1. Keep proper records of all expenses. Most small business owners often blur the lines between personal expenses and business expenses. In order to take full advantage of tax deductible expenses, you have to keep records of them with as much documentation as possible. Trips for business purposes, lunch, phone talktime et cetera, must all be captured to reduce your tax burden.
2. Keep a fixed assets register. Be sure to keep records of the costs of all the assets you acquire for the busineess. Include the costs of transportation and installation. You would be granted capital allowance for these assets, which would help reduce your tax liability.
3. Outsource some services. Having employees means you have to withhold part of their salaries and pay it as PAYE. Since businesses usually agree to pay a salary based on the net figure, the tax bill is actually coming to the business owner. Outsourcing means assigning a part of a business responsibility to a body independent of the business. Instead of hiring a cleaner, why not outsource to a cleaning service? This saves you the payment of PAYE.

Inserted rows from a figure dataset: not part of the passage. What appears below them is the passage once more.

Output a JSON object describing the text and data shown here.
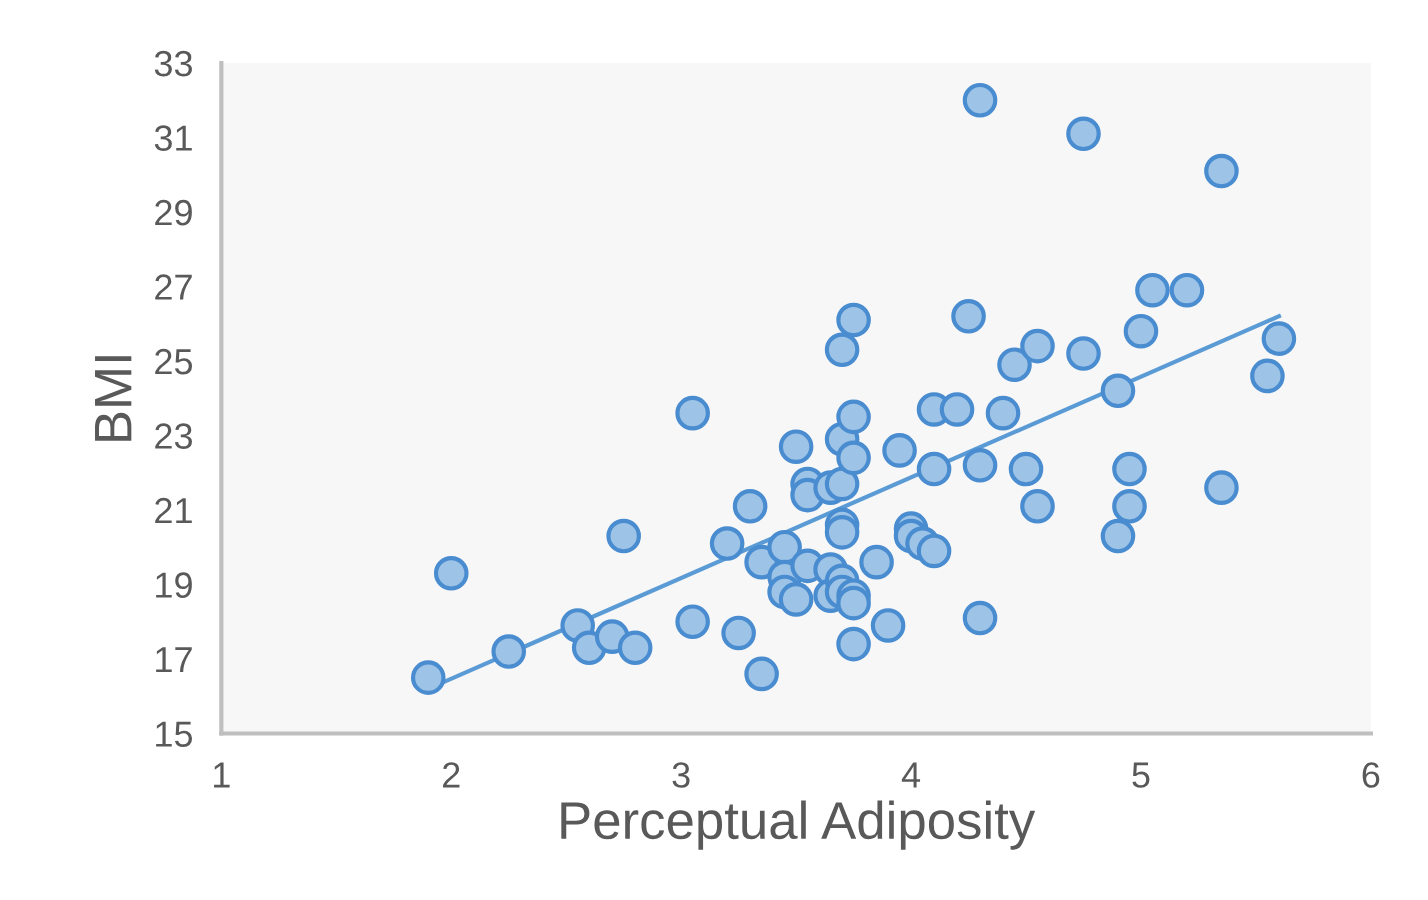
{
  "chart_data": {
    "type": "scatter",
    "xlabel": "Perceptual Adiposity",
    "ylabel": "BMI",
    "xlim": [
      1,
      6
    ],
    "ylim": [
      15,
      33
    ],
    "xticks": [
      1,
      2,
      3,
      4,
      5,
      6
    ],
    "yticks": [
      15,
      17,
      19,
      21,
      23,
      25,
      27,
      29,
      31,
      33
    ],
    "grid": false,
    "legend": false,
    "marker": "circle",
    "series": [
      {
        "color": "#9dc3e6",
        "x": [
          1.9,
          2.0,
          2.25,
          2.55,
          2.6,
          2.7,
          2.75,
          2.8,
          3.05,
          3.05,
          3.2,
          3.25,
          3.3,
          3.35,
          3.35,
          3.45,
          3.45,
          3.45,
          3.5,
          3.5,
          3.55,
          3.55,
          3.55,
          3.65,
          3.65,
          3.65,
          3.7,
          3.7,
          3.7,
          3.7,
          3.7,
          3.7,
          3.7,
          3.75,
          3.75,
          3.75,
          3.75,
          3.75,
          3.75,
          3.85,
          3.9,
          3.95,
          4.0,
          4.0,
          4.05,
          4.1,
          4.1,
          4.1,
          4.2,
          4.25,
          4.3,
          4.3,
          4.3,
          4.4,
          4.45,
          4.5,
          4.55,
          4.55,
          4.75,
          4.75,
          4.9,
          4.9,
          4.95,
          4.95,
          5.0,
          5.05,
          5.2,
          5.35,
          5.35,
          5.55,
          5.6
        ],
        "values": [
          16.5,
          19.3,
          17.2,
          17.9,
          17.3,
          17.6,
          20.3,
          17.3,
          23.6,
          18.0,
          20.1,
          17.7,
          21.1,
          16.6,
          19.6,
          20.0,
          19.2,
          18.8,
          22.7,
          18.6,
          21.7,
          21.4,
          19.5,
          21.6,
          19.4,
          18.7,
          25.3,
          22.9,
          21.7,
          20.6,
          20.4,
          19.1,
          18.8,
          26.1,
          23.5,
          22.4,
          18.7,
          18.5,
          17.4,
          19.6,
          17.9,
          22.6,
          20.5,
          20.3,
          20.1,
          23.7,
          22.1,
          19.9,
          23.7,
          26.2,
          32.0,
          22.2,
          18.1,
          23.6,
          24.9,
          22.1,
          25.4,
          21.1,
          31.1,
          25.2,
          24.2,
          20.3,
          22.1,
          21.1,
          25.8,
          26.9,
          26.9,
          30.1,
          21.6,
          24.6,
          25.6
        ]
      },
      {
        "type": "line",
        "color": "#5b9bd5",
        "line_style": "solid",
        "marker": "none",
        "x": [
          1.9,
          5.6
        ],
        "values": [
          16.2,
          26.2
        ]
      }
    ]
  }
}
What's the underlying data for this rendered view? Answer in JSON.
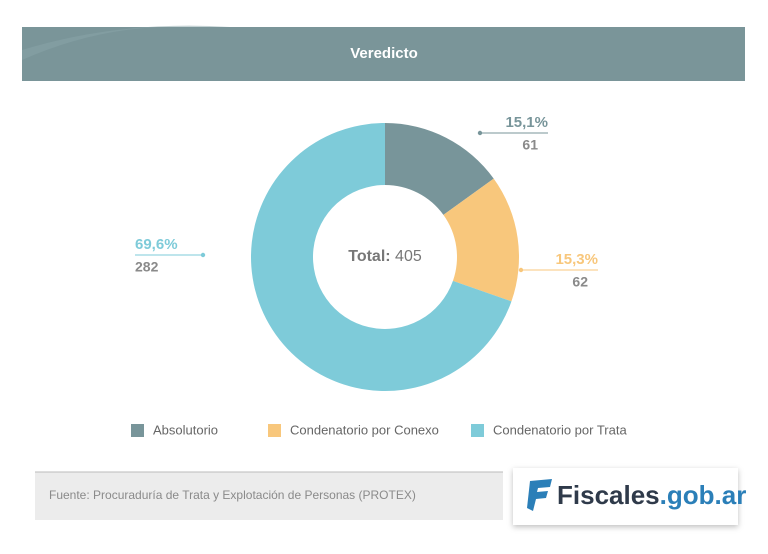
{
  "chart_data": {
    "type": "donut",
    "title": "Veredicto",
    "categories": [
      "Absolutorio",
      "Condenatorio por Conexo",
      "Condenatorio por Trata"
    ],
    "values": [
      61,
      62,
      282
    ],
    "percentage_labels": [
      "15,1%",
      "15,3%",
      "69,6%"
    ],
    "colors": [
      "#78959a",
      "#f8c77c",
      "#7ecbd9"
    ],
    "total_label": "Total:",
    "total": 405,
    "legend": "bottom"
  },
  "source": "Fuente: Procuraduría de Trata y Explotación de Personas (PROTEX)",
  "logo": {
    "name": "Fiscales",
    "domain": ".gob.ar"
  }
}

4. Make payments and submit financial statements on time. It is always a struggle for a business to close it’s annual books on time. GRA expects your accounts three months after the end of the calendar year. It may also be tempting to put off payment for some time after your final assessment. Delays attract penalties; you don’t want that. Keep in touch with the GRA through letters if you need extensions. This may save you some cedis in penalties.
5. Make provisional payments. I know the idea is to keep you from paying more tax but provisional payments are helpful, especially when your accounts are delaying. Making provisional payments gives the GRA an indication that you’re not seeking to avoid tax. It also increases the chances that you when a decision comes down to the discretion of the tax officer, s/he will decide in your favour.